Exabeam Smart Timelines are created for every user and every device, every day automatically. Smart Timelines provide a chronological list of all activities—normal and abnormal—so analysts can see an entire attack, not just pieces of it. With a clear understanding of the scope of the attack, analysts can use pre-defined response actions and playbooks, or create their own to orchestrate and automate remediation.

Businesses operate in distributed environments leveraging internal and external infrastructure. To gain visibility across these domains and monitor them for SOX compliance, logs must be collected from all of these operating environments.

Exabeam gives security teams the edge they need to quickly and accurately identify risky activity related to financial reporting no matter where it occurs. Exabeam ingests log data across disparate domains (e.g., cloud, database, email, application) and assembles it into a coherent activity chain to improve analyst visibility. Regarding the detection of data tampering specifically, Exabeam has built-in file monitoring models that track every file-related action—including initial access, attaching data to an email, downloading, or even writing to a USB drive.

Ensuring only authorized personnel access sensitive data is a fundamental requirement for financial systems. The only way to meet this requirement is to understand all users’ and entities ’ “normal” behavior.

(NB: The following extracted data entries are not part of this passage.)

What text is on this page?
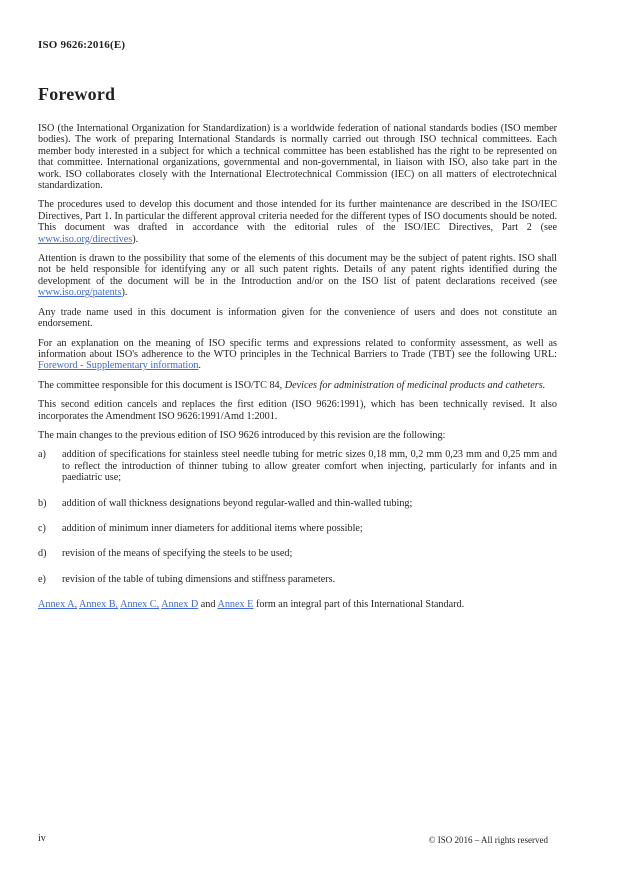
ISO 9626:2016(E)
Foreword

ISO (the International Organization for Standardization) is a worldwide federation of national standards bodies (ISO member bodies). The work of preparing International Standards is normally carried out through ISO technical committees. Each member body interested in a subject for which a technical committee has been established has the right to be represented on that committee. International organizations, governmental and non-governmental, in liaison with ISO, also take part in the work. ISO collaborates closely with the International Electrotechnical Commission (IEC) on all matters of electrotechnical standardization.

The procedures used to develop this document and those intended for its further maintenance are described in the ISO/IEC Directives, Part 1. In particular the different approval criteria needed for the different types of ISO documents should be noted. This document was drafted in accordance with the editorial rules of the ISO/IEC Directives, Part 2 (see www.iso.org/directives).

Attention is drawn to the possibility that some of the elements of this document may be the subject of patent rights. ISO shall not be held responsible for identifying any or all such patent rights. Details of any patent rights identified during the development of the document will be in the Introduction and/or on the ISO list of patent declarations received (see www.iso.org/patents).

Any trade name used in this document is information given for the convenience of users and does not constitute an endorsement.

For an explanation on the meaning of ISO specific terms and expressions related to conformity assessment, as well as information about ISO's adherence to the WTO principles in the Technical Barriers to Trade (TBT) see the following URL: Foreword - Supplementary information.

The committee responsible for this document is ISO/TC 84, Devices for administration of medicinal products and catheters.

This second edition cancels and replaces the first edition (ISO 9626:1991), which has been technically revised. It also incorporates the Amendment ISO 9626:1991/Amd 1:2001.

The main changes to the previous edition of ISO 9626 introduced by this revision are the following:

a) addition of specifications for stainless steel needle tubing for metric sizes 0,18 mm, 0,2 mm 0,23 mm and 0,25 mm and to reflect the introduction of thinner tubing to allow greater comfort when injecting, particularly for infants and in paediatric use;
b) addition of wall thickness designations beyond regular-walled and thin-walled tubing;
c) addition of minimum inner diameters for additional items where possible;
d) revision of the means of specifying the steels to be used;
e) revision of the table of tubing dimensions and stiffness parameters.

Annex A, Annex B, Annex C, Annex D and Annex E form an integral part of this International Standard.

iv	© ISO 2016 – All rights reserved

Exabeam models users and entities to determine their normal behavior and then notifies analysts when any suspicious activity —including activity by users with valid credentials -occurs. Exabeam provides actionable insights about alerts from other security solutions, giving analysts the context to take quick, decisive action.

SOX Section 302 requires organizations to implement systems that protect against data tampering, track timelines, and evaluate the who-what-where-when of data access. For insider threats—especially those involving lateral movement—it may be difficult and time-consuming, if not impossible, to create accurate incident timelines.

Exabeam user and entity behavior analytics identify risky activities, then automatically creates timelines so analysts can investigate them. Automating parts of the investigation removes pressure on limited human resources and help analysts efficiently fulfill the Section 302 requirement.

Prevention is a core tenet of SOX, and has historically been the security teams’ focal point. But attacks do occur, and incident response must be effective.

Exabeam Smart Timelines are timelines that are created for every user and every device, every day automatically. Smart Timelines uniquely provide a chronological list of all activity—normal and abnormal—so analysts can see an entire attack, not just pieces of it. With a clear understanding of the scope of the attack, analysts can then use pre-defined response actions and playbooks, or create their own to orchestrate and automate remediation.